Wesley is an unusual hero, and so it only makes sense for an unusual action star to appear. Coming off his acclaimed turn in last year’s ATONMENT, McAvoy adds another diverse credit to his resume. Just as Wesley molds himself, McAvoy molds himself into a small bottle of fury, dorky and passive at first but intimidating when he unleashes himself. The amount of pain Wesley goes through during training is so extensive and genuine that even the hardest of viewers cannot help but cringe. McAvoy keeps the film grounded; without such an atypical performer coming into his prime, WANTED would become too ridiculous and far-fetched to be a success.

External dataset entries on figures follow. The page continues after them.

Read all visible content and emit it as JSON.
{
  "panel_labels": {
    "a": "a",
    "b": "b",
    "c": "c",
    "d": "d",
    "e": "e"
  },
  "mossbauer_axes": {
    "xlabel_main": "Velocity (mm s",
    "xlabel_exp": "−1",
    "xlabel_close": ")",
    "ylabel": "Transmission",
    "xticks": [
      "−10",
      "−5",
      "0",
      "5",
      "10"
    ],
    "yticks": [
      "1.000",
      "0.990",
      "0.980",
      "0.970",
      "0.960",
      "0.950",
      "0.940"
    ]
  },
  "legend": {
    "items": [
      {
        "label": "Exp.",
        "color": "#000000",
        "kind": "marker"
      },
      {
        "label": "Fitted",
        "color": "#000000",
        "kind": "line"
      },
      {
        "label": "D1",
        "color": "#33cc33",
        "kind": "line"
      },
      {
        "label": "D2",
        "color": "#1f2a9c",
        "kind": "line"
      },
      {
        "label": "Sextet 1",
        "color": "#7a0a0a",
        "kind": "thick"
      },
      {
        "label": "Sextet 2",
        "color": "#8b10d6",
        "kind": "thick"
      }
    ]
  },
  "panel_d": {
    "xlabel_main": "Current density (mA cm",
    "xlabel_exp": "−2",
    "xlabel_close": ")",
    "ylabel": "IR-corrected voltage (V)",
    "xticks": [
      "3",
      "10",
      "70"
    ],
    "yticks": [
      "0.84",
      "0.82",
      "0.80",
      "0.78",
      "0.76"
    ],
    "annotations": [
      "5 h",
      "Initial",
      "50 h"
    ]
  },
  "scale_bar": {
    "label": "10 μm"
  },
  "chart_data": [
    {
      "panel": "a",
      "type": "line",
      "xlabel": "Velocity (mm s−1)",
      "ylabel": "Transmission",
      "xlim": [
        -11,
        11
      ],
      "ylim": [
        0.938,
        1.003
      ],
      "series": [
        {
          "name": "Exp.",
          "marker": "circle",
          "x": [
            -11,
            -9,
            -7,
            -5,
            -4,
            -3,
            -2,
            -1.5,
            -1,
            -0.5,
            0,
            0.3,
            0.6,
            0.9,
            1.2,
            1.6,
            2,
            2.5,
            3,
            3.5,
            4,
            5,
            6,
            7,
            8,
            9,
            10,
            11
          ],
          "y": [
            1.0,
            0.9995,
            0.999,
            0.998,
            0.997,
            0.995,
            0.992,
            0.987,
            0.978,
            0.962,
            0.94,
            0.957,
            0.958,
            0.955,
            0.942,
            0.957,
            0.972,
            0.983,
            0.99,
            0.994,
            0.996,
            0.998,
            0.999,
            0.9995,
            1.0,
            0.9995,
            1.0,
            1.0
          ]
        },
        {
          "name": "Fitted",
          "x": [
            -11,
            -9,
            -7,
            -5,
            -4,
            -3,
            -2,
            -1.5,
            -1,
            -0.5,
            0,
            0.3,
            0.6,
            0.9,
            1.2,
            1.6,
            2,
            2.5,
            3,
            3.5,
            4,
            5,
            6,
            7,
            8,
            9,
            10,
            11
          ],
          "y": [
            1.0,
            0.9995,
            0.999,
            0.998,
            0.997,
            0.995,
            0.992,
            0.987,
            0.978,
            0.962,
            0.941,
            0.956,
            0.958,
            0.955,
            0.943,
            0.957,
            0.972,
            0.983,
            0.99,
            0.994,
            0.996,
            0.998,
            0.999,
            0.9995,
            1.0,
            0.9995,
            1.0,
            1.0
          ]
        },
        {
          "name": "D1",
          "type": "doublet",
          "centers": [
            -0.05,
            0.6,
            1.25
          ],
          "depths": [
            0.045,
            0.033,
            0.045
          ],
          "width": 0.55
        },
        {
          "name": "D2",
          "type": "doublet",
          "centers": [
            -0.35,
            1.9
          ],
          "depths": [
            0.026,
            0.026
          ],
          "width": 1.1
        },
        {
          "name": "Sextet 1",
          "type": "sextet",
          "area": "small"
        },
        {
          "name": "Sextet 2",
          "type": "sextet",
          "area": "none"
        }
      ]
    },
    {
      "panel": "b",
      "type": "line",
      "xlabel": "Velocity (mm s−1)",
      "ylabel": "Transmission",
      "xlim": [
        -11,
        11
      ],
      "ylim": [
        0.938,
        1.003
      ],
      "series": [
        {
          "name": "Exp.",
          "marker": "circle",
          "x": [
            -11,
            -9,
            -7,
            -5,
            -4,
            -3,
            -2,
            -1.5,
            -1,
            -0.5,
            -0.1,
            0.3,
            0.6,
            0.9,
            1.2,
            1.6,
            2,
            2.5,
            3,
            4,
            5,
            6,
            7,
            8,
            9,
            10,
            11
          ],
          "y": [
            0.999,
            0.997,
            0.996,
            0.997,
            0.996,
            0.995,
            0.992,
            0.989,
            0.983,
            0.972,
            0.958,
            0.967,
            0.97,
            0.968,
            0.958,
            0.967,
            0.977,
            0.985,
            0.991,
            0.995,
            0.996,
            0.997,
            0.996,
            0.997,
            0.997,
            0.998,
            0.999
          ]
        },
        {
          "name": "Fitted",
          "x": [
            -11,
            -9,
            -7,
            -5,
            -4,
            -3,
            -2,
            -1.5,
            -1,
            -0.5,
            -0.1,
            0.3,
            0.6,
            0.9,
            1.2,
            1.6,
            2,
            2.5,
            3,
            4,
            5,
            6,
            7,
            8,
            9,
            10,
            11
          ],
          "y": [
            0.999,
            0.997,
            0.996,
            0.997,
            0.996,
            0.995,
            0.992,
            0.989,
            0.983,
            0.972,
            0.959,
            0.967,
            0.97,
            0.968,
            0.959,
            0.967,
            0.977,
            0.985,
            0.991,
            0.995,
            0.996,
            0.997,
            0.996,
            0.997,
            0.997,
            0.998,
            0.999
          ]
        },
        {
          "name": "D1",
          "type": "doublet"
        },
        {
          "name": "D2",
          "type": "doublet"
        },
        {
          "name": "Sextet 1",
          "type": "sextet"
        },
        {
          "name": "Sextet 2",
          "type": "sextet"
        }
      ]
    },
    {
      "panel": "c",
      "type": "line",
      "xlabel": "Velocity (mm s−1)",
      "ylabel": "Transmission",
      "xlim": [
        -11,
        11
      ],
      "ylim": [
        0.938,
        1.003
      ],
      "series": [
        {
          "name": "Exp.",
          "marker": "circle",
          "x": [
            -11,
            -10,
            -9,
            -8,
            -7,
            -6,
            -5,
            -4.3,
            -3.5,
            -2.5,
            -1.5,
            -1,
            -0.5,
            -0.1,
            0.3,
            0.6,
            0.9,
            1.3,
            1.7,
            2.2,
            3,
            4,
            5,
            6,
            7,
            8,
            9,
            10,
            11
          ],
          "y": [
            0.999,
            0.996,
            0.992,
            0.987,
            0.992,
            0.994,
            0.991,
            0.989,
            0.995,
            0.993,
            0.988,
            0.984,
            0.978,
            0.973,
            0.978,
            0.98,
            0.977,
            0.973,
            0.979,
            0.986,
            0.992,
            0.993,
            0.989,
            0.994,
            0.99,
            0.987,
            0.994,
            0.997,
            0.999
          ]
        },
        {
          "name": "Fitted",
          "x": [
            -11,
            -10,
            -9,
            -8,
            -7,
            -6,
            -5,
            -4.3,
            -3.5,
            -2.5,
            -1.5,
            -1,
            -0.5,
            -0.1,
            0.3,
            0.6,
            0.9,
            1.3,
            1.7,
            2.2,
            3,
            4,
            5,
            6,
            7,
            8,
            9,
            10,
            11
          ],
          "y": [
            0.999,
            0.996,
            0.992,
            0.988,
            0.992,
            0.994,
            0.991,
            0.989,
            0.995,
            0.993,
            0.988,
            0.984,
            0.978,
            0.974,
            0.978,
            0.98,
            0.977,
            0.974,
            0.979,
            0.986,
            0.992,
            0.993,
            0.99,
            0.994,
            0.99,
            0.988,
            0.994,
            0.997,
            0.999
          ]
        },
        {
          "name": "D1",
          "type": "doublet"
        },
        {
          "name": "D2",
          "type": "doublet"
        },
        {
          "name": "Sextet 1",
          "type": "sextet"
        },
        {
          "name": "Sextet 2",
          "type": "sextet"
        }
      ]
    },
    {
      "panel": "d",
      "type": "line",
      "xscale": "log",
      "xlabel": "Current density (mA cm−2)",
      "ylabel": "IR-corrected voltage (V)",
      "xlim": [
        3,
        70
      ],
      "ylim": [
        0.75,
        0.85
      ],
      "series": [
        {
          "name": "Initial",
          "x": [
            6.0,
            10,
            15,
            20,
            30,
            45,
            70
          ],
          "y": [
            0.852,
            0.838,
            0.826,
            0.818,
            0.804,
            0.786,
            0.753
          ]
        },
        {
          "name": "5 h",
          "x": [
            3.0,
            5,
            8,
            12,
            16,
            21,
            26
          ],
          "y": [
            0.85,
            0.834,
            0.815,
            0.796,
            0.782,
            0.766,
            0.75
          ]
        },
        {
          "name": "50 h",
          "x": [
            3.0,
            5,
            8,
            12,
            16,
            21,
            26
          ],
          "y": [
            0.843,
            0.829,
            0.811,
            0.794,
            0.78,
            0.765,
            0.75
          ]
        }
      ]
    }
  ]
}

WANTED is definitely unlike anything we’ve seen before. The exhilaration and suspense is such that cannot be adequately described. Walking the fine line between frenetic and nonsensical, the film is a roller coaster ride from start to finish with little time to let up or take a breath. Without a doubt, some will find it too much; too violent, too ridiculous and over-the-top, too nonsensical. But this exercise in over-the-top filmmaking is not without merit. It’s insane, yes. But it’s damn fun.